To be fair, an engineer from another team could eventually make sense of your raw telemetry. Given enough time. But what about managers, product owners, executives, and other non-technical stakeholders? We can’t expect everyone to have the expertise to explore raw telemetry for themselves.

A House of Cards

We live in the era of distributed services. The experience we provide our customers now depends not only on the reliability of what we build and operate, but also the many dependencies we rely on. Dependencies such as:

The layers of abstraction that make up the infrastructure we run on. For example, on premise or cloud virtual infrastructure, containers, serverless or PaaS, etc.
Third party services that we depend on. This includes services owned by other teams in our organization but also commoditized external services like authentication, address lookup, and payment providers.
The code libraries we reference.

Because we rely on these services to provide our customers a great experience, we need to monitor them (despite not having access to the raw telemetry).

A health status or summary is a great start. Providing a status summary that can be consumed by upstream users goes a long way to building trust and self-sufficiency. How observable a product or service is should be one of the key criteria we look at when choosing vendors (or whether to integrate with an internal service).

Bridging the gap between leadership and engineers

According to the Catchpoint 2023 SRE Report there is a wide chasm between the points of view of leaders and individual contributors (ICs). The Toyota Way talks about all leaders (including the CEO) visiting the factory floor from time to time to keep connected to how products are being created, but clearly this isn’t as practical in a bank, a government agency, or a tech company.

Leaders need a clear view of what is happening so that they can make informed decisions. Engineers need to align the work they do with business objectives. So how do we bridge this gap?

One potential way to implement this flow of information is through the use of status roll-ups. As a hypothetical example:

An infrastructure team provides a summary of status which is available to product teams.
An application team pulls in the status of the infrastructure that hosts their services so they are aware of any issues.
The application team rolls up the status of the product or service to the executive in charge of it.

However you achieve it, it's important to make sure that engineering work is contributing to the wider organisation and that leaders are aware of the day to day realities of how products and services are built and operated.

The challenge is providing enough information to make informed decisions, without overwhelming leaders with the full complexity of the whole system.

Conclusion

The data we collect to achieve observability has enormous value across the organization.
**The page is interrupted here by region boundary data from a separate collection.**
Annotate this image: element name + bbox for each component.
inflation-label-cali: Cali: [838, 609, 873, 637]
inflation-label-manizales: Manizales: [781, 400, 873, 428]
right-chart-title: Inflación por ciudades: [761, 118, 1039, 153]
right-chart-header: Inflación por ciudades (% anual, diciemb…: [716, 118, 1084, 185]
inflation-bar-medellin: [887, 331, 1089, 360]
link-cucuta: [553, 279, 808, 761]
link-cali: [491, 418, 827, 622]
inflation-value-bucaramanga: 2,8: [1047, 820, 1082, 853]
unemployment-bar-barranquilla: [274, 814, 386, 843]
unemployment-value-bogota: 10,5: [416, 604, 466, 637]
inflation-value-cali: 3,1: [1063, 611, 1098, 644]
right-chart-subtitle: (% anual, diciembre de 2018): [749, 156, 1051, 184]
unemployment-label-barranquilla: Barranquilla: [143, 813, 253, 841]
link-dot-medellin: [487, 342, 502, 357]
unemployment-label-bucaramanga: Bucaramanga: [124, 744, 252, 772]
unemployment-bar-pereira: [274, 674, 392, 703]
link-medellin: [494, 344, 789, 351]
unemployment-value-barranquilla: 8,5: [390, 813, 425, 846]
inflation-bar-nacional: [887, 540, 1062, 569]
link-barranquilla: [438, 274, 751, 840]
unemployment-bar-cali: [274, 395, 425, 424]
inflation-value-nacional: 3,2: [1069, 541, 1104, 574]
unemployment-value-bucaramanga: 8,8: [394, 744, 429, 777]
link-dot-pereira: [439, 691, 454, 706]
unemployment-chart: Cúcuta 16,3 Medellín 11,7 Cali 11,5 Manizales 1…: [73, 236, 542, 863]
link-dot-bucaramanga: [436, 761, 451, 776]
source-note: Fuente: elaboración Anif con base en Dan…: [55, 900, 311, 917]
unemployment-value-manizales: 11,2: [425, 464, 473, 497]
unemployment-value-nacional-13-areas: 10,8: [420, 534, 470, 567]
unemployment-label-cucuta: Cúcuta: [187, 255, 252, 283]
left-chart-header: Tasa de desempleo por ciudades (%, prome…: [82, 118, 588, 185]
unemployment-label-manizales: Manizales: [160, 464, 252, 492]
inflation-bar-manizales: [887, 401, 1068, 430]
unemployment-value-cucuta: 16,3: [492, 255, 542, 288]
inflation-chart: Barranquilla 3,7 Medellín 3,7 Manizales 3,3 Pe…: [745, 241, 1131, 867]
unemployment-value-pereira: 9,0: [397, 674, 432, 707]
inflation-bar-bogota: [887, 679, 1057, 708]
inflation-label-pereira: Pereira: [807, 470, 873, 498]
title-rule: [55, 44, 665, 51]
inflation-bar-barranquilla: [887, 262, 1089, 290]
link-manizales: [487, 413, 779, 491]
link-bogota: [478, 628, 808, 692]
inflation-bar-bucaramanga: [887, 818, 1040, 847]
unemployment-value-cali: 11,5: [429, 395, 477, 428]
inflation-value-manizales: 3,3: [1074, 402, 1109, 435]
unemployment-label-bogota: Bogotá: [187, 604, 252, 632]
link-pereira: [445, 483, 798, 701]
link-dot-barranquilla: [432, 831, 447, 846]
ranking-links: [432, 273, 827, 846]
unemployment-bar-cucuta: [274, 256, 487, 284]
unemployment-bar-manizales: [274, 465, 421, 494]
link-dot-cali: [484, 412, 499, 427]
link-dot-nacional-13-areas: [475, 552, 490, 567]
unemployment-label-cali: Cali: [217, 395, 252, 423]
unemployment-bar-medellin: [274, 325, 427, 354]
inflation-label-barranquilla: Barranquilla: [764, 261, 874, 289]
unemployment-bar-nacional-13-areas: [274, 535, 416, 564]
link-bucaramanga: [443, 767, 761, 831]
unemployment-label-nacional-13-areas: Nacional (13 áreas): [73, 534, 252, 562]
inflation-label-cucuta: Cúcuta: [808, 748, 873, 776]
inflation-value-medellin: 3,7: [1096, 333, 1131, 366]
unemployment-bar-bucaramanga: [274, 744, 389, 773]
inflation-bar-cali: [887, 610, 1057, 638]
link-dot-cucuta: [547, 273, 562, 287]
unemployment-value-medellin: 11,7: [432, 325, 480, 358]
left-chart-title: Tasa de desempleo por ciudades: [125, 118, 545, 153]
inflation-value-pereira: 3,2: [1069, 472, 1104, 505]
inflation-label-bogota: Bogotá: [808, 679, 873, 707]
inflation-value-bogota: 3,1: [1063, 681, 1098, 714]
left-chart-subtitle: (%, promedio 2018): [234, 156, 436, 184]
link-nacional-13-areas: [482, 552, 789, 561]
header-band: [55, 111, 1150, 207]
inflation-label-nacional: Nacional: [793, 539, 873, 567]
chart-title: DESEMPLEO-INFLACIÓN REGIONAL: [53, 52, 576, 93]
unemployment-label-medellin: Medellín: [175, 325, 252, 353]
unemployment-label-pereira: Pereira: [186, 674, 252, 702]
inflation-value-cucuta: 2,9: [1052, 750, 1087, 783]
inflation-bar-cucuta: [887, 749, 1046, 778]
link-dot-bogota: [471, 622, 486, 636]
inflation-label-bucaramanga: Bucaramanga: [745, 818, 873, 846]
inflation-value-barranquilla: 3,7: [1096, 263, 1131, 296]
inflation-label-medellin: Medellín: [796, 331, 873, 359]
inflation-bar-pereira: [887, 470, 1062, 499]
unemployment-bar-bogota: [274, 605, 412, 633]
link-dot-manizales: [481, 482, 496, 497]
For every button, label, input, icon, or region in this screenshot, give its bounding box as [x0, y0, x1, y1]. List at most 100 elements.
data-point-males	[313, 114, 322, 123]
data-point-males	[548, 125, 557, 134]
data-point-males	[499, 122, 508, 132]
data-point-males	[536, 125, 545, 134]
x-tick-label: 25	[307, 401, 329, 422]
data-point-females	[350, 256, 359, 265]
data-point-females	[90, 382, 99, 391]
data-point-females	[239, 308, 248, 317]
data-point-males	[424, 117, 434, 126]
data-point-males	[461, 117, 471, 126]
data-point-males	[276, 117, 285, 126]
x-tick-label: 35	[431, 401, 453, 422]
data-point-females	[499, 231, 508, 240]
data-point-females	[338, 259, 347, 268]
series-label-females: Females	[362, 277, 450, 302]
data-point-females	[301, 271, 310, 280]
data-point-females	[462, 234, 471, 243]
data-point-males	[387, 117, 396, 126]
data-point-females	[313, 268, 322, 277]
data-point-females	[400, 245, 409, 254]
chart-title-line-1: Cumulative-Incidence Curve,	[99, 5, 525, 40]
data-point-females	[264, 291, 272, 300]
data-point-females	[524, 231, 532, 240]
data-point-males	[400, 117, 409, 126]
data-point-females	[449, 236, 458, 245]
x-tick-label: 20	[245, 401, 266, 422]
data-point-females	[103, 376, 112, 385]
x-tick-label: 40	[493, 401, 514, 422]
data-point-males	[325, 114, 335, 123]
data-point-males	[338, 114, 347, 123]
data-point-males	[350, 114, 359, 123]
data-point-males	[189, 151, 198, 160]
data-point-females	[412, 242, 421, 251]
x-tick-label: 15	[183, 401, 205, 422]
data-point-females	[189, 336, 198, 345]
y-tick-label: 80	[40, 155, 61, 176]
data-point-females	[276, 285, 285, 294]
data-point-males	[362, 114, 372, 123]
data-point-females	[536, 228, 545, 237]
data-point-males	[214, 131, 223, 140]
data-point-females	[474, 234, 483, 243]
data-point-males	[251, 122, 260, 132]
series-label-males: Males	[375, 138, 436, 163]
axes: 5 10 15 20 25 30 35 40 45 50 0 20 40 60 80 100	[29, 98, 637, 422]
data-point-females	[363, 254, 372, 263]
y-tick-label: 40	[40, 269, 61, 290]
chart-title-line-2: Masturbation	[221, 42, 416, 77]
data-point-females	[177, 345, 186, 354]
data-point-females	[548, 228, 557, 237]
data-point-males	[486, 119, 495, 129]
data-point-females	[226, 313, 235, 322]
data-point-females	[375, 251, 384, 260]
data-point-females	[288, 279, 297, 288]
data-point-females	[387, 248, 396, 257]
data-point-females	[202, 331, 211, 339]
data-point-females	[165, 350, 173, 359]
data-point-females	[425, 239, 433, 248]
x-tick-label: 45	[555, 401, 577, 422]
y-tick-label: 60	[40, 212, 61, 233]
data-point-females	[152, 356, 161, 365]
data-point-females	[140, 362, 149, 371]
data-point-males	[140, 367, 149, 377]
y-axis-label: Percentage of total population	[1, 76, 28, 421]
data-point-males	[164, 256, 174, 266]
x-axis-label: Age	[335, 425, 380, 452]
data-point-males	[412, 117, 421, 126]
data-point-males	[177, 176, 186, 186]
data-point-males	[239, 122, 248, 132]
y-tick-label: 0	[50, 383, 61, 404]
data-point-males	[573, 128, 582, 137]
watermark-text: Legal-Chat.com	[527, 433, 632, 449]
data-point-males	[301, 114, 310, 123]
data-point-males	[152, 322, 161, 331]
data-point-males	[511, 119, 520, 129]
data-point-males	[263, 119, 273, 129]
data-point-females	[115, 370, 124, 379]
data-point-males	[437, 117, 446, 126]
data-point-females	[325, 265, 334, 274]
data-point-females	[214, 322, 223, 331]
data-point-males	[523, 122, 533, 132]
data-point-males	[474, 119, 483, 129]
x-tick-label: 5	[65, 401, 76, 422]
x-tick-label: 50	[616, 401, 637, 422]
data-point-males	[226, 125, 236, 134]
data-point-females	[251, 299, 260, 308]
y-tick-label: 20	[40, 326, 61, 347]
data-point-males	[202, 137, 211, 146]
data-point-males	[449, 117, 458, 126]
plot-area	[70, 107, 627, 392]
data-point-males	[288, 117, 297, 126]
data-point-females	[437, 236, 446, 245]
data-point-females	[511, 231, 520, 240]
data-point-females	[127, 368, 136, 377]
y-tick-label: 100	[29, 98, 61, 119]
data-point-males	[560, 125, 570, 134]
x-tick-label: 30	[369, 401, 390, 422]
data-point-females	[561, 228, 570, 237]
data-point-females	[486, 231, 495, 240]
To unlock that potential requires interpreting and summarizing the vast amounts of it.

Remember that not everyone has the expertise or context that you do. As engineers, it’s up to us to roll up key information to the people who need it in the organisation. Only then can we empower leaders to make well informed decisions about our products and services.

Fundamentally, it's about treating our observability as a product for the whole organization, not a private utility for one team's personal use. That requires a paradigm shift.